Beauty Standards and the Terror of Aging
Beauty influencer content has escalated from simple tutorials to casual documentation of Brazilian butt lifts and 50-step anti-aging routines targeting younger audiences.
"12-year-olds worrying about wrinkles on Reddit forums and obsessively ruminating over pictures" demonstrates how anti-aging anxiety now affects pre-pubescent girls.
FaceTune editing apps were marketed as self-love tools while creating body dysmorphia: girls would "fight over whose phone the picture would be taken on so that they could go in and face tune and have the control."
The self-love messaging coexists with record body dissatisfaction because it functions as marketing strategy rather than genuine empowerment.
Relationships, Sex, and the Fear of Vulnerability
Despite hypersexualized messaging, Gen Z is having less sex, possibly because platforms like Call Her Daddy made sex "sound horrifying and scary" through degrading advice and warnings about men.
Young women show more aversion to marriage and children than young men, driven by fear of vulnerability and risk aversion rather than genuine preference for independence.
The pickup artist movement parallel emerges: just as The Game by Neil Strauss taught men to contort themselves for sexual success, beauty apps teach women similar self-distortion.

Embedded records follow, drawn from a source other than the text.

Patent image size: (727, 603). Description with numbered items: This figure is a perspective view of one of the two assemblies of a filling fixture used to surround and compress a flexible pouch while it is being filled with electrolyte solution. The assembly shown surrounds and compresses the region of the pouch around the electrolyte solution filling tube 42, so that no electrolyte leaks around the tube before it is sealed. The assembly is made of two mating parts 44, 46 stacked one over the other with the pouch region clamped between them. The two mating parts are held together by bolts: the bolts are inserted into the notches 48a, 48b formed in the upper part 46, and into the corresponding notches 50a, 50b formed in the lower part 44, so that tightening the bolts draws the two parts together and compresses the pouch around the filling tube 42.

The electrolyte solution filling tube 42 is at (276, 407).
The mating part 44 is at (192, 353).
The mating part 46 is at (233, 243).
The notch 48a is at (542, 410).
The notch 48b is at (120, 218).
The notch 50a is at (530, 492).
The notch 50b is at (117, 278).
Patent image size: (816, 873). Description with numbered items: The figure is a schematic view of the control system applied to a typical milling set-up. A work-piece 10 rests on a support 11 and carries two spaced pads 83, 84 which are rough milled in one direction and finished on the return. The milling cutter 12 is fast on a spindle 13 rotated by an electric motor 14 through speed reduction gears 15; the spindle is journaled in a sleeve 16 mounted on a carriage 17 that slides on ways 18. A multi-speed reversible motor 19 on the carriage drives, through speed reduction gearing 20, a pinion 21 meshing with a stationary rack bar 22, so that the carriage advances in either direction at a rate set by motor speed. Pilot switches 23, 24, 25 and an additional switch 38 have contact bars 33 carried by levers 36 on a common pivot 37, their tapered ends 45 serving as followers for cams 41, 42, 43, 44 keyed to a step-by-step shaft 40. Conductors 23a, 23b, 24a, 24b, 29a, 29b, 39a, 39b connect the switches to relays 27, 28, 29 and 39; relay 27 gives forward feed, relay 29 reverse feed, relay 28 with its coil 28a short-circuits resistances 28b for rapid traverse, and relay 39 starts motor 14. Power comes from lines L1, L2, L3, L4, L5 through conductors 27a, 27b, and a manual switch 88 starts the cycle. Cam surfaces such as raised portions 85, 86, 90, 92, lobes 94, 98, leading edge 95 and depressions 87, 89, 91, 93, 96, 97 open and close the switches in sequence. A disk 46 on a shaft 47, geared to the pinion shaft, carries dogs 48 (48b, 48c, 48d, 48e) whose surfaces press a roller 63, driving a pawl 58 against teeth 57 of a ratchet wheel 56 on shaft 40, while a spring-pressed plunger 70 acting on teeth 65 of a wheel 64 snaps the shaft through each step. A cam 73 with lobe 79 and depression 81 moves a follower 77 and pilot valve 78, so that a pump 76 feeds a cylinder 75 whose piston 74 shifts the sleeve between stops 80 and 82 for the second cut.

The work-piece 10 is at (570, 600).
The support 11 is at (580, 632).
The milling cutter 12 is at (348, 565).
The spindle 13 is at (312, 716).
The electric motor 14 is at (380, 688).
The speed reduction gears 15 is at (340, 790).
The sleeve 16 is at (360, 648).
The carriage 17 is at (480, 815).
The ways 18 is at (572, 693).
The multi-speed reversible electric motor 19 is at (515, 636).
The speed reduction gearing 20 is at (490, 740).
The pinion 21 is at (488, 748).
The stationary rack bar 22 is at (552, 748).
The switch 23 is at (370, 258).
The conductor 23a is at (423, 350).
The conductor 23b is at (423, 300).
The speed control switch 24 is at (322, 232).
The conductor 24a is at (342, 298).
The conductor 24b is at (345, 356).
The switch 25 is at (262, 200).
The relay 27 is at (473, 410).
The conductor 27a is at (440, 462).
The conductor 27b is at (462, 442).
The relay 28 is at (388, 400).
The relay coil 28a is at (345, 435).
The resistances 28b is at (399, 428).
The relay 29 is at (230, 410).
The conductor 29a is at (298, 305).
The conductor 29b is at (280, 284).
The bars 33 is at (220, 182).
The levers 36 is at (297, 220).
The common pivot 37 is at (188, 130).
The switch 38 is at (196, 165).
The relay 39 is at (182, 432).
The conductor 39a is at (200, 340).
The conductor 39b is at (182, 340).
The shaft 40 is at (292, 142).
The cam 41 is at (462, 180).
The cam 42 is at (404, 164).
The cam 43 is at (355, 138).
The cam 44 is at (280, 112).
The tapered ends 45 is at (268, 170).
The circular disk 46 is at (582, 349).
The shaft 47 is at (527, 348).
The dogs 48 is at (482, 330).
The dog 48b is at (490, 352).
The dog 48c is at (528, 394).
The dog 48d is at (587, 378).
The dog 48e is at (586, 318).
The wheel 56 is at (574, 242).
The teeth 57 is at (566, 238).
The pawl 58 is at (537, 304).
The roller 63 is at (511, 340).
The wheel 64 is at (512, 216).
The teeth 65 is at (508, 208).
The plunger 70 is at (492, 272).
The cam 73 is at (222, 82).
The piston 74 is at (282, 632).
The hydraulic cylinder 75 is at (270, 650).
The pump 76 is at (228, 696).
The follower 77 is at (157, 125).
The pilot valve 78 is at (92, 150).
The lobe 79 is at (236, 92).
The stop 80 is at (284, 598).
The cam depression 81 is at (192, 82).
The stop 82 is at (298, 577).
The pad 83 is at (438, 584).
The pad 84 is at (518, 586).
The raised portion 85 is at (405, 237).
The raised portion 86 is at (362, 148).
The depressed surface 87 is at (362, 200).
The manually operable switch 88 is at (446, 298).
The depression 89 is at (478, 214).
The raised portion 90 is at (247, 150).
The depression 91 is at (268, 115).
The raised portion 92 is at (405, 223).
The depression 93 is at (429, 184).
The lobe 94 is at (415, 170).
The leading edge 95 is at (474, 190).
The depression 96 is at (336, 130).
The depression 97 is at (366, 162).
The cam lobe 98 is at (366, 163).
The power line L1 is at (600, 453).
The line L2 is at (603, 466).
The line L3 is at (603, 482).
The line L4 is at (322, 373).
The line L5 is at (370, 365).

"There's pressure to be perfect before you meet someone, which often is pressure to stay single" - Freya, describing how self-optimization culture delays relationship formation.
Solutions and the Path Forward
Conservative and religious households provide protective mechanisms against social media's worst effects, with young girls in these environments showing better mental health outcomes.
The core problem is erosion of traditional anchors: "We have had our families break down. We don't know our neighbours. We don't have communities. We are less religious."
Lean In feminism by Sheryl Sandberg created problems by encouraging women to fully commit to careers without teaching them how to "lean back out" for relationships and family.
Young women need to "learn to lean into risk and vulnerability" rather than pursuing the illusion of control through career optimization and self-improvement.